Ainsi la viticulture française occupe-t-elle 3.6% de la surface agricole mais utilise à elle seule 20% des pesticides employés en France ! La vigne est traitée une douzaine de fois, au rythme d’un traitement tous les 10-14 jours, entre le 20 avril et le 10 septembre. 80% des pesticides utilisés sont des fongicides,dont certains sont classés cancérigènes possibles.

Salariée agricole devenue lanceur d’alerte sur les pesticides suite au décès de mon frère d’un cancer, alors qu’il travaillait depuis plus de trente ans dans les vignes, j’ai mené des actions locales pour sensibiliser professionnels et particuliers aux dangers de ces bombes chimiques à retardement, plus particulièrement sur les enfants.

En effet, les cancers pédiatriques augmentent, parmi lesquels des tumeurs cérébrales, des leucémies…

Villeneuve (33), mai 2014, les élèves d’une école située à proximité de vignes sont victimes d’une intoxication aigüe, suite à l’épandage de pesticides (Article du Parisien).

05 août 2015, publication d »un rapport de l’ARS et de l’INVS suite à 9 cas de cancers pédiatriques dans le sauternais, dont 4 sur la commune de Preignac, dont l’école est située à quelques mètres d’une parcelle de vignes.

Les faits remontent à novembre 1999. Lucas avait 5 ans et demi. Nous vivions depuis 2 ans environ à Preignac, petit village du sud-gironde, faisant partie intégrante de l’appellation Sauternes-Barsac.. Alors que Lucas traverse une période inflammatoire (rhinopharyngite ou angine/bronchite…)….Le verdict tombe : Leucémie aigue lymphoblastique.Toute l’insouciance, la naïveté, s’envolent d’un coup. Remplacés par la terreur, l’incompréhension, la confusion, la culpabilité, la prostration, les questions…(info medoc pesticides)
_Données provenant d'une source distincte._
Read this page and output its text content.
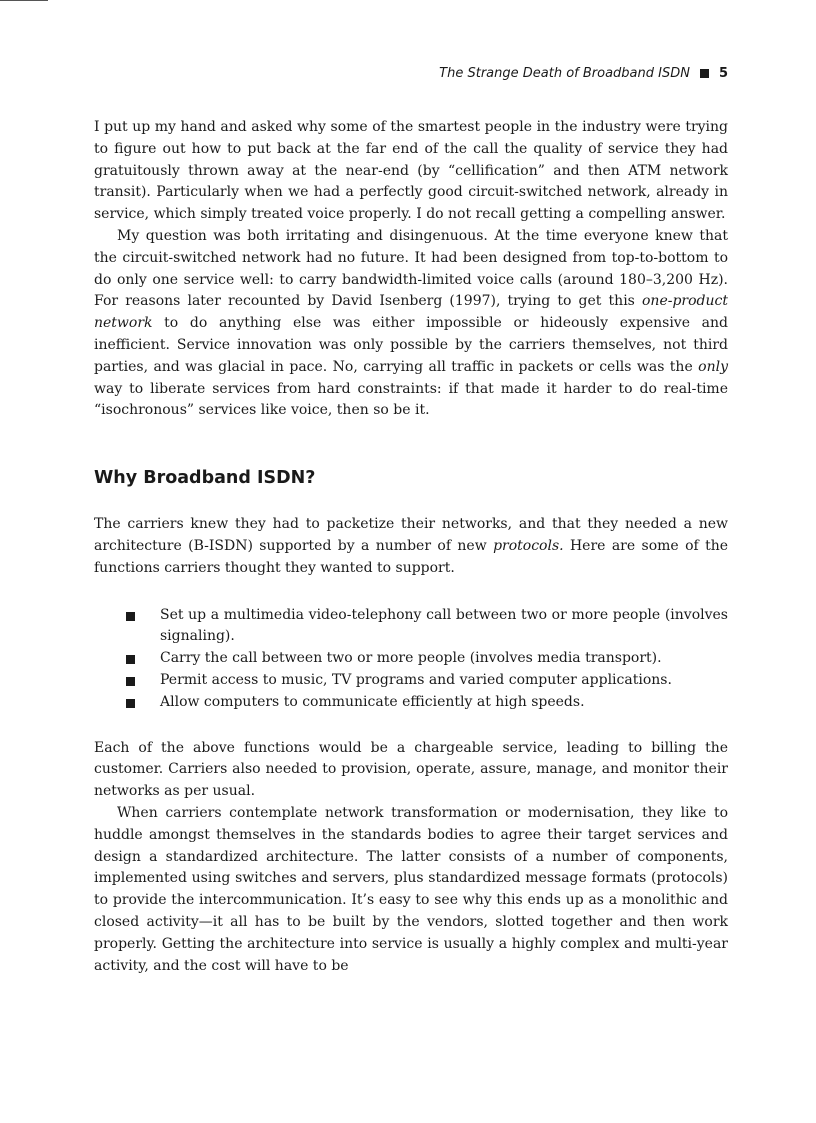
The Strange Death of Broadband ISDN 5

I put up my hand and asked why some of the smartest people in the industry were trying to figure out how to put back at the far end of the call the quality of service they had gratuitously thrown away at the near-end (by “cellification” and then ATM network transit). Particularly when we had a perfectly good circuit-switched network, already in service, which simply treated voice properly. I do not recall getting a compelling answer.

My question was both irritating and disingenuous. At the time everyone knew that the circuit-switched network had no future. It had been designed from top-to-bottom to do only one service well: to carry bandwidth-limited voice calls (around 180–3,200 Hz). For reasons later recounted by David Isenberg (1997), trying to get this one-product network to do anything else was either impossible or hideously expensive and inefficient. Service innovation was only possible by the carriers themselves, not third parties, and was glacial in pace. No, carrying all traffic in packets or cells was the only way to liberate services from hard constraints: if that made it harder to do real-time “isochronous” services like voice, then so be it.

Why Broadband ISDN?

The carriers knew they had to packetize their networks, and that they needed a new architecture (B-ISDN) supported by a number of new protocols. Here are some of the functions carriers thought they wanted to support.

Set up a multimedia video-telephony call between two or more people (involves signaling).
Carry the call between two or more people (involves media transport).
Permit access to music, TV programs and varied computer applications.
Allow computers to communicate efficiently at high speeds.

Each of the above functions would be a chargeable service, leading to billing the customer. Carriers also needed to provision, operate, assure, manage, and monitor their networks as per usual.

When carriers contemplate network transformation or modernisation, they like to huddle amongst themselves in the standards bodies to agree their target services and design a standardized architecture. The latter consists of a number of components, implemented using switches and servers, plus standardized message formats (protocols) to provide the intercommunication. It’s easy to see why this ends up as a monolithic and closed activity—it all has to be built by the vendors, slotted together and then work properly. Getting the architecture into service is usually a highly complex and multi-year activity, and the cost will have to be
Que ce soit l’arrêté préfectoral du 23 juin 2014 ou la loi sur l’avenir de l’agriculture votée à l’automne 2014, la législation se limite actuellement à l’interdiction de l’application de pesticides pendant que les enfants sont dans l’enceinte de l’établissement scolaire, ou à l’installation de filets anti- pesticides dont l’efficacité reste à prouver, ou de barrières végétales. Aucune de ces mesures ne supprime l’exposition, la ligne de conduite des pouvoirs publics et de la profession étant de chercher quelle est la meilleure parade pour tenter de limiter cette exposition, sans envisager de la supprimer. Or, toute exposition aux pesticides, qui plus est lorsqu’il s’agit d’enfants, est dangereuse pour la santé, à court et long terme (rapport Inserm).

Lorsque des pesticides sont appliqués sur les vignes proches, quelques heures maximum avant l’arrivée des enfants, ces derniers pénètrent dans une zone imprégnée de résidus de pesticides, bien avant le terme du délai de ré-entrée appliqué aux salariés agricoles. A l’heure où le ministère de l’agriculture envisage justement de faire porter les Equipements de Protection Individuelle à tous les salariés durant toute la saison de traitement, il est temps de prendre des mesures de protection à l’égard de nos enfants.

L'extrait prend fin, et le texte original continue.